Promised RAC improvements could mean more targeted doc requests.

Long-term care providers are facing an expanded list of infractions that could trigger civil monetary penalties, including slow response to document requests. The proposed regulation from the Department of Health and Human Services Office of Inspector General was published Monday in the Federal Register. 

Making false statements on federal healthcare program enrollment materials, failing to report and return overpayments from these programs, and ordering or prescribing medication while excluded from these programs also would be grounds for a penalty under the proposed rule.

Civil monetary penalty collections are likely to increase if the rule takes effect, the OIG noted in the proposal. Since 1981, the agency has been authorized to levy CMPs against those who defraud Medicare and Medicaid, and collections have totaled more than $165 million in the last decade. The OIG has been a prominent nursing home watchdog during this time period, but it recently announced that it might scale back oversight this year due to budget cuts.

Parties who warn nursing homes when a survey will take place also would be subject to a monetary penalty under the proposed regulation.
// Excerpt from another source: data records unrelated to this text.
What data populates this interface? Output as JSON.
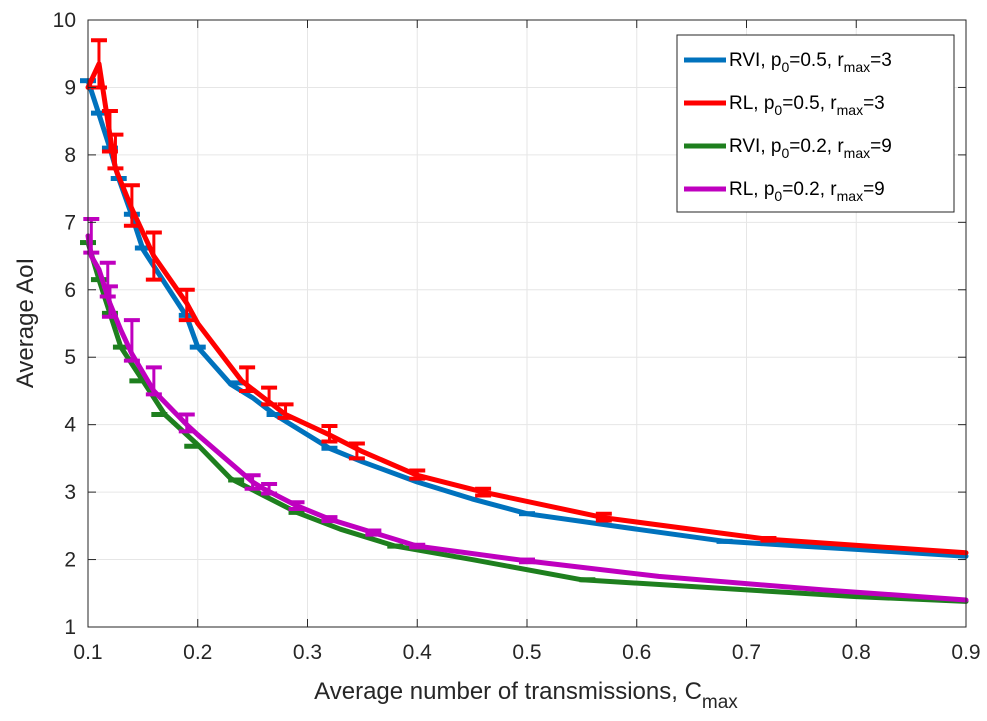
{
  "chart_data": {
    "type": "line",
    "xlabel": "Average number of transmissions, C",
    "xlabel_sub": "max",
    "ylabel": "Average AoI",
    "xlim": [
      0.1,
      0.9
    ],
    "ylim": [
      1,
      10
    ],
    "xticks": [
      "0.1",
      "0.2",
      "0.3",
      "0.4",
      "0.5",
      "0.6",
      "0.7",
      "0.8",
      "0.9"
    ],
    "yticks": [
      "1",
      "2",
      "3",
      "4",
      "5",
      "6",
      "7",
      "8",
      "9",
      "10"
    ],
    "grid": true,
    "legend_position": "top-right",
    "series": [
      {
        "name_parts": [
          "RVI, p",
          "0",
          "=0.5, r",
          "max",
          "=3"
        ],
        "color": "#0072BD",
        "x": [
          0.1,
          0.11,
          0.12,
          0.128,
          0.14,
          0.15,
          0.17,
          0.19,
          0.2,
          0.23,
          0.25,
          0.27,
          0.3,
          0.32,
          0.35,
          0.4,
          0.45,
          0.5,
          0.6,
          0.68,
          0.75,
          0.8,
          0.9
        ],
        "y": [
          9.1,
          8.6,
          8.1,
          7.65,
          7.1,
          6.6,
          6.1,
          5.6,
          5.15,
          4.6,
          4.4,
          4.15,
          3.85,
          3.65,
          3.45,
          3.15,
          2.9,
          2.68,
          2.45,
          2.27,
          2.2,
          2.15,
          2.05
        ],
        "err_x": [
          0.1,
          0.11,
          0.12,
          0.128,
          0.14,
          0.15,
          0.19,
          0.2,
          0.235,
          0.27,
          0.32,
          0.5,
          0.68
        ],
        "err_y": [
          9.1,
          8.62,
          8.1,
          7.65,
          7.12,
          6.62,
          5.62,
          5.15,
          4.62,
          4.15,
          3.65,
          2.68,
          2.27
        ]
      },
      {
        "name_parts": [
          "RL, p",
          "0",
          "=0.5, r",
          "max",
          "=3"
        ],
        "color": "#FF0000",
        "x": [
          0.1,
          0.11,
          0.12,
          0.125,
          0.14,
          0.16,
          0.19,
          0.2,
          0.24,
          0.26,
          0.28,
          0.32,
          0.35,
          0.4,
          0.46,
          0.57,
          0.72,
          0.9
        ],
        "y": [
          9.0,
          9.35,
          8.3,
          7.8,
          7.2,
          6.5,
          5.8,
          5.5,
          4.65,
          4.4,
          4.15,
          3.85,
          3.6,
          3.25,
          3.0,
          2.62,
          2.3,
          2.1
        ],
        "err_x": [
          0.11,
          0.12,
          0.125,
          0.14,
          0.16,
          0.19,
          0.245,
          0.265,
          0.28,
          0.32,
          0.345,
          0.4,
          0.46,
          0.57,
          0.72
        ],
        "err_lo": [
          9.0,
          8.05,
          7.8,
          6.95,
          6.15,
          5.55,
          4.5,
          4.3,
          4.1,
          3.75,
          3.5,
          3.2,
          2.95,
          2.58,
          2.28
        ],
        "err_hi": [
          9.7,
          8.65,
          8.3,
          7.55,
          6.85,
          6.0,
          4.85,
          4.55,
          4.3,
          3.98,
          3.72,
          3.32,
          3.05,
          2.68,
          2.32
        ]
      },
      {
        "name_parts": [
          "RVI, p",
          "0",
          "=0.2, r",
          "max",
          "=9"
        ],
        "color": "#1E7F1E",
        "x": [
          0.1,
          0.11,
          0.12,
          0.13,
          0.14,
          0.15,
          0.17,
          0.2,
          0.23,
          0.26,
          0.29,
          0.33,
          0.38,
          0.45,
          0.55,
          0.65,
          0.75,
          0.8,
          0.9
        ],
        "y": [
          6.7,
          6.15,
          5.65,
          5.15,
          4.9,
          4.65,
          4.15,
          3.7,
          3.2,
          2.95,
          2.7,
          2.45,
          2.2,
          2.0,
          1.7,
          1.6,
          1.5,
          1.45,
          1.38
        ],
        "err_x": [
          0.1,
          0.11,
          0.12,
          0.13,
          0.145,
          0.165,
          0.195,
          0.235,
          0.29,
          0.38,
          0.555
        ],
        "err_y": [
          6.7,
          6.15,
          5.65,
          5.15,
          4.65,
          4.15,
          3.68,
          3.18,
          2.7,
          2.2,
          1.7
        ]
      },
      {
        "name_parts": [
          "RL, p",
          "0",
          "=0.2, r",
          "max",
          "=9"
        ],
        "color": "#BF00BF",
        "x": [
          0.1,
          0.103,
          0.11,
          0.12,
          0.13,
          0.14,
          0.16,
          0.19,
          0.2,
          0.25,
          0.26,
          0.29,
          0.32,
          0.36,
          0.4,
          0.5,
          0.62,
          0.77,
          0.9
        ],
        "y": [
          6.8,
          6.5,
          6.3,
          5.8,
          5.4,
          5.05,
          4.5,
          4.0,
          3.85,
          3.15,
          3.05,
          2.8,
          2.6,
          2.4,
          2.2,
          1.98,
          1.75,
          1.55,
          1.4
        ],
        "err_x": [
          0.103,
          0.118,
          0.12,
          0.14,
          0.16,
          0.19,
          0.25,
          0.265,
          0.29,
          0.32,
          0.36,
          0.4,
          0.5
        ],
        "err_lo": [
          6.55,
          5.9,
          5.6,
          4.95,
          4.45,
          3.9,
          3.05,
          2.98,
          2.75,
          2.57,
          2.37,
          2.18,
          1.96
        ],
        "err_hi": [
          7.05,
          6.4,
          6.05,
          5.55,
          4.85,
          4.15,
          3.25,
          3.12,
          2.85,
          2.63,
          2.43,
          2.22,
          2.0
        ]
      }
    ]
  }
}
The civil monetary penalty regulatory language will be revised because it has become “cumbersome” through multiple additions and revisions, the OIG explained in the rule. The new regulation would present more streamlined information, including boiling down the primary factors for determining CMP amounts. These factors would be: nature of the violation; degree of guilt; prior offenses; additional bad conduct; other considerations “as justice may require.”

The CMP rule came on the heels of a proposal that would expand the Inspector General’s authority to exclude providers from Medicare and Medicaid for wrongdoing.